Issues around using broad ordinal scales #100

Closed anders-kolstad closed 1 year ago

anders-kolstad commented 1 year ago

Marianne Evju: Jeg syns det bør diskuteres det nesten meningsløse i så store trinn-ranges som vi har her. «The large range of the steps, particularly for the 7SE and 7TK variables, poses a problem for assessing ecological condition at the polygon scale. We tentatively transfer the ordinal values to a continuous scale based on the mean value of each step, but underline that this is ecologically problematic.”

See also #99 and #89

anders-kolstad commented 1 year ago

Added this: " I here transfer these ordinal variables over to a continuous scale based on the mean value of each step, but we acknowledge that there are important assumptions being made here, for example that the mean real value for 7TK or 7SE 3 is the mid-point in the range from 0.5 to 1 (i.e. 0.75). This is probably not correct. The large range of the steps, particularly for the 7SE and 7TK variables, poses a problem for assessing ecological condition at the polygon scale, but less so at aggregated scales. Hence, the indicator should not be presented and interpreted at the polygon scale. "

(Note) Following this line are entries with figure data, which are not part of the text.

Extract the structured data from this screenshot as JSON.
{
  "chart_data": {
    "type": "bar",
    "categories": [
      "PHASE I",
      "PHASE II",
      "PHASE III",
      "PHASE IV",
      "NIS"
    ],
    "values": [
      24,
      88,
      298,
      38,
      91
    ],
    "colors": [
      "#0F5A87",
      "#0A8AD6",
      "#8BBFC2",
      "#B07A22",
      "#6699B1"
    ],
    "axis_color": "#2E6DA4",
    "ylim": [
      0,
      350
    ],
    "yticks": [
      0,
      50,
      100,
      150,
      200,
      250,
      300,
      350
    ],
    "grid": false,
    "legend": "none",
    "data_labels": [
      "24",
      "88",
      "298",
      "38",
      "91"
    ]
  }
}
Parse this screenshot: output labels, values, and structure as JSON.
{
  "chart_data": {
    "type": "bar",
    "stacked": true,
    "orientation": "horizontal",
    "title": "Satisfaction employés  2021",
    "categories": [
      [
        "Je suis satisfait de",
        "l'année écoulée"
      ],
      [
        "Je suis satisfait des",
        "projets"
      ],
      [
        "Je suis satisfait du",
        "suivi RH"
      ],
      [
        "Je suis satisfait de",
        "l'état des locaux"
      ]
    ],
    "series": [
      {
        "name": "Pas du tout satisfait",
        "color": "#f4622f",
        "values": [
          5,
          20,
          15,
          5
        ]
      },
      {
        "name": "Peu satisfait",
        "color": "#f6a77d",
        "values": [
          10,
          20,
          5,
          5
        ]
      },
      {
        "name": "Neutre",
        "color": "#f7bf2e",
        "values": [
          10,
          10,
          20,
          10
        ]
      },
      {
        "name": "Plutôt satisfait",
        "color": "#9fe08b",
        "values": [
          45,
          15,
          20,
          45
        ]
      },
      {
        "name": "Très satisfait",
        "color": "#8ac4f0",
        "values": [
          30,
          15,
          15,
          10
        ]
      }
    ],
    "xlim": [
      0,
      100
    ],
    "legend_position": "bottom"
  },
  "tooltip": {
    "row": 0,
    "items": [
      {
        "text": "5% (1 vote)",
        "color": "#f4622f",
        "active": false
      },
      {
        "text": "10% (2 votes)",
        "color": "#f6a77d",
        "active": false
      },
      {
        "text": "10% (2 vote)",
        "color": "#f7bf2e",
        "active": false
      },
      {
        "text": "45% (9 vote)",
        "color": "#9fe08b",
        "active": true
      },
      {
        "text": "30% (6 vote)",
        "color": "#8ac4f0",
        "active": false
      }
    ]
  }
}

In other words, I don't think the coarseness of the scale affects the indiator that much, since the indicator values are area weighted means taken across a minimum of 150 polygons, and that much of the unprecission, and also much of the bias, is averaged out (law of large numbers).

marianneevju commented 1 year ago

Jeg er usikker på om jeg er enig her - jeg har vanskelig for å forstå at en indikator som gir lite mening på polygonnivå faktisk kan gi mening på stor skala. Antagelsen som du legger til grunn, er at den sanne fordelingen av slitasje i polygoner med slitasjegrad 2 representerer hele spennet fra 6 - 50 % slitasje, det vet vi faktisk ikke, men med den lave andelen polygoner som har slitasje > 50 %, er det grunn til å tro at det ikke er riktig? Uansett - vi må påpeke mangler i datagrunnlaget, ikke bare anta at de ikke er viktige på stor skala.

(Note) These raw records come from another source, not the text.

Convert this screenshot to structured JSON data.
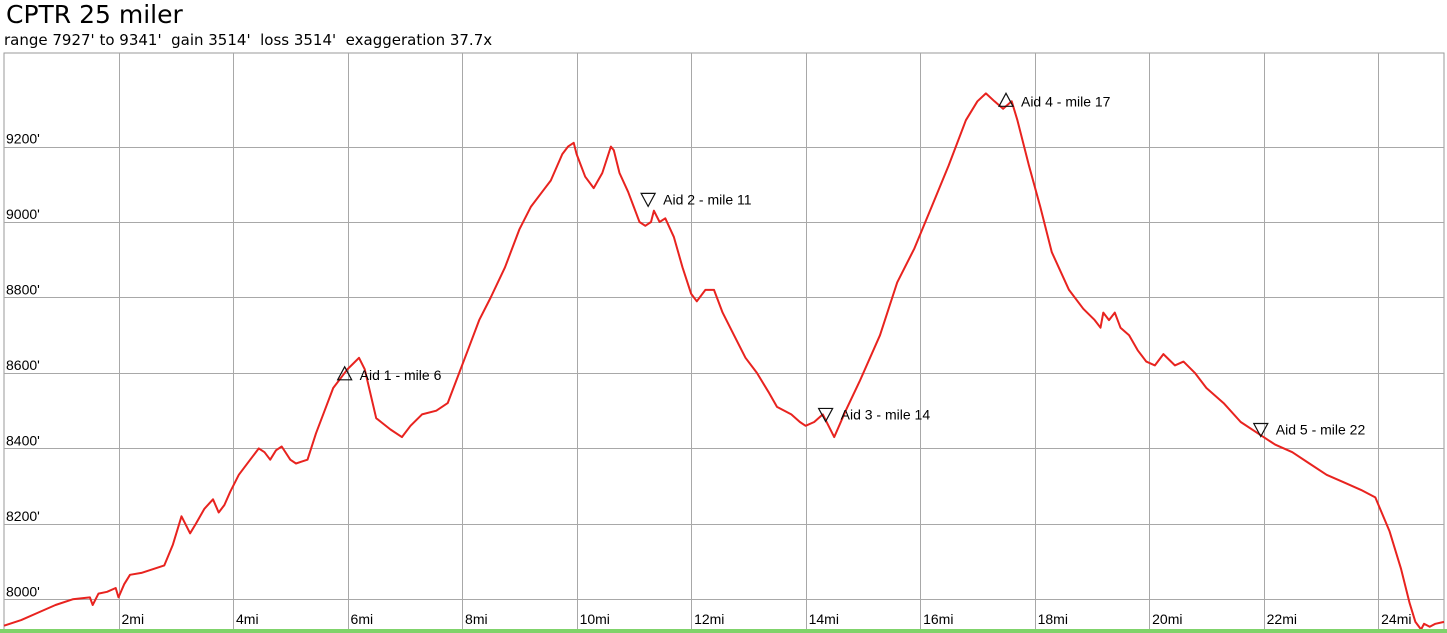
{
  "chart_data": {
    "type": "line",
    "title": "CPTR 25 miler",
    "subtitle": "range 7927' to 9341'  gain 3514'  loss 3514'  exaggeration 37.7x",
    "xlabel": "",
    "ylabel": "",
    "xlim": [
      0,
      25.15
    ],
    "ylim": [
      7916,
      9448
    ],
    "grid": true,
    "line_color": "#e8231f",
    "x_ticks": [
      {
        "value": 2,
        "label": "2mi"
      },
      {
        "value": 4,
        "label": "4mi"
      },
      {
        "value": 6,
        "label": "6mi"
      },
      {
        "value": 8,
        "label": "8mi"
      },
      {
        "value": 10,
        "label": "10mi"
      },
      {
        "value": 12,
        "label": "12mi"
      },
      {
        "value": 14,
        "label": "14mi"
      },
      {
        "value": 16,
        "label": "16mi"
      },
      {
        "value": 18,
        "label": "18mi"
      },
      {
        "value": 20,
        "label": "20mi"
      },
      {
        "value": 22,
        "label": "22mi"
      },
      {
        "value": 24,
        "label": "24mi"
      }
    ],
    "y_ticks": [
      {
        "value": 8000,
        "label": "8000'"
      },
      {
        "value": 8200,
        "label": "8200'"
      },
      {
        "value": 8400,
        "label": "8400'"
      },
      {
        "value": 8600,
        "label": "8600'"
      },
      {
        "value": 8800,
        "label": "8800'"
      },
      {
        "value": 9000,
        "label": "9000'"
      },
      {
        "value": 9200,
        "label": "9200'"
      }
    ],
    "series": [
      {
        "x": [
          0,
          0.3,
          0.6,
          0.9,
          1.2,
          1.5,
          1.55,
          1.65,
          1.8,
          1.95,
          2.0,
          2.1,
          2.2,
          2.4,
          2.8,
          2.95,
          3.1,
          3.25,
          3.35,
          3.5,
          3.65,
          3.75,
          3.85,
          3.95,
          4.1,
          4.3,
          4.45,
          4.55,
          4.65,
          4.75,
          4.85,
          5.0,
          5.1,
          5.2,
          5.3,
          5.45,
          5.6,
          5.75,
          5.9,
          6.0,
          6.1,
          6.2,
          6.3,
          6.5,
          6.75,
          6.95,
          7.1,
          7.3,
          7.55,
          7.75,
          7.9,
          8.1,
          8.3,
          8.5,
          8.75,
          9.0,
          9.2,
          9.4,
          9.55,
          9.75,
          9.85,
          9.95,
          10.0,
          10.15,
          10.3,
          10.45,
          10.6,
          10.65,
          10.75,
          10.9,
          11.0,
          11.1,
          11.2,
          11.3,
          11.35,
          11.45,
          11.55,
          11.7,
          11.85,
          12.0,
          12.1,
          12.25,
          12.4,
          12.55,
          12.75,
          12.95,
          13.15,
          13.35,
          13.5,
          13.75,
          13.9,
          14.0,
          14.15,
          14.3,
          14.5,
          14.7,
          14.95,
          15.3,
          15.6,
          15.9,
          16.2,
          16.5,
          16.8,
          17.0,
          17.15,
          17.3,
          17.45,
          17.6,
          17.7,
          17.9,
          18.1,
          18.3,
          18.6,
          18.85,
          19.05,
          19.15,
          19.2,
          19.3,
          19.4,
          19.5,
          19.65,
          19.8,
          19.95,
          20.1,
          20.25,
          20.45,
          20.6,
          20.8,
          21.0,
          21.3,
          21.6,
          21.9,
          22.2,
          22.5,
          22.8,
          23.1,
          23.4,
          23.7,
          23.95,
          24.2,
          24.4,
          24.55,
          24.65,
          24.75,
          24.8,
          24.9,
          25.0,
          25.15
        ],
        "y": [
          7930,
          7945,
          7965,
          7985,
          8000,
          8005,
          7985,
          8015,
          8020,
          8030,
          8005,
          8040,
          8065,
          8070,
          8090,
          8145,
          8220,
          8175,
          8200,
          8240,
          8265,
          8230,
          8250,
          8285,
          8330,
          8370,
          8400,
          8390,
          8370,
          8395,
          8405,
          8370,
          8360,
          8365,
          8370,
          8440,
          8500,
          8560,
          8590,
          8610,
          8625,
          8640,
          8610,
          8480,
          8450,
          8430,
          8460,
          8490,
          8500,
          8520,
          8580,
          8660,
          8740,
          8800,
          8880,
          8980,
          9040,
          9080,
          9110,
          9180,
          9200,
          9210,
          9180,
          9120,
          9090,
          9130,
          9200,
          9190,
          9130,
          9080,
          9040,
          9000,
          8990,
          9000,
          9030,
          9000,
          9010,
          8960,
          8880,
          8810,
          8790,
          8820,
          8820,
          8760,
          8700,
          8640,
          8600,
          8550,
          8510,
          8490,
          8470,
          8460,
          8470,
          8490,
          8430,
          8500,
          8580,
          8700,
          8840,
          8930,
          9040,
          9150,
          9270,
          9320,
          9341,
          9320,
          9300,
          9320,
          9270,
          9150,
          9040,
          8920,
          8820,
          8770,
          8740,
          8720,
          8760,
          8740,
          8760,
          8720,
          8700,
          8660,
          8630,
          8620,
          8650,
          8620,
          8630,
          8600,
          8560,
          8520,
          8470,
          8440,
          8410,
          8390,
          8360,
          8330,
          8310,
          8290,
          8270,
          8180,
          8080,
          7990,
          7940,
          7920,
          7935,
          7927,
          7935,
          7940
        ]
      }
    ],
    "annotations": [
      {
        "label": "Aid 1 - mile 6",
        "x": 5.95,
        "y": 8595,
        "marker": "up-triangle"
      },
      {
        "label": "Aid 2 - mile 11",
        "x": 11.25,
        "y": 9060,
        "marker": "down-triangle"
      },
      {
        "label": "Aid 3 - mile 14",
        "x": 14.35,
        "y": 8490,
        "marker": "down-triangle"
      },
      {
        "label": "Aid 4 - mile 17",
        "x": 17.5,
        "y": 9320,
        "marker": "up-triangle"
      },
      {
        "label": "Aid 5 - mile 22",
        "x": 21.95,
        "y": 8450,
        "marker": "down-triangle"
      }
    ]
  }
}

anders-kolstad commented 1 year ago

It would perhaps be possible to use a more infomed center value for these broad categories. As we have the shape of the distribution for the categorical variable, and we can clearly see that it's not gaussian, we can estimate or model a better fit, for example a gamma distribution. This would shift the center value towards the left, i.e. towards a smaller number.

In any case, I agree we need to communicate the weaknesses with the data and how the data can be improved for quite little effort, but I think this data still quite usable.

anders-kolstad commented 1 year ago

I did a little test, and since the data is so skewed, using the lower range limit is more accurate then using the center value, so I changed it. For example, the 1/2 - 1 range is converted to 50%. This is also not perfect, but better than it was.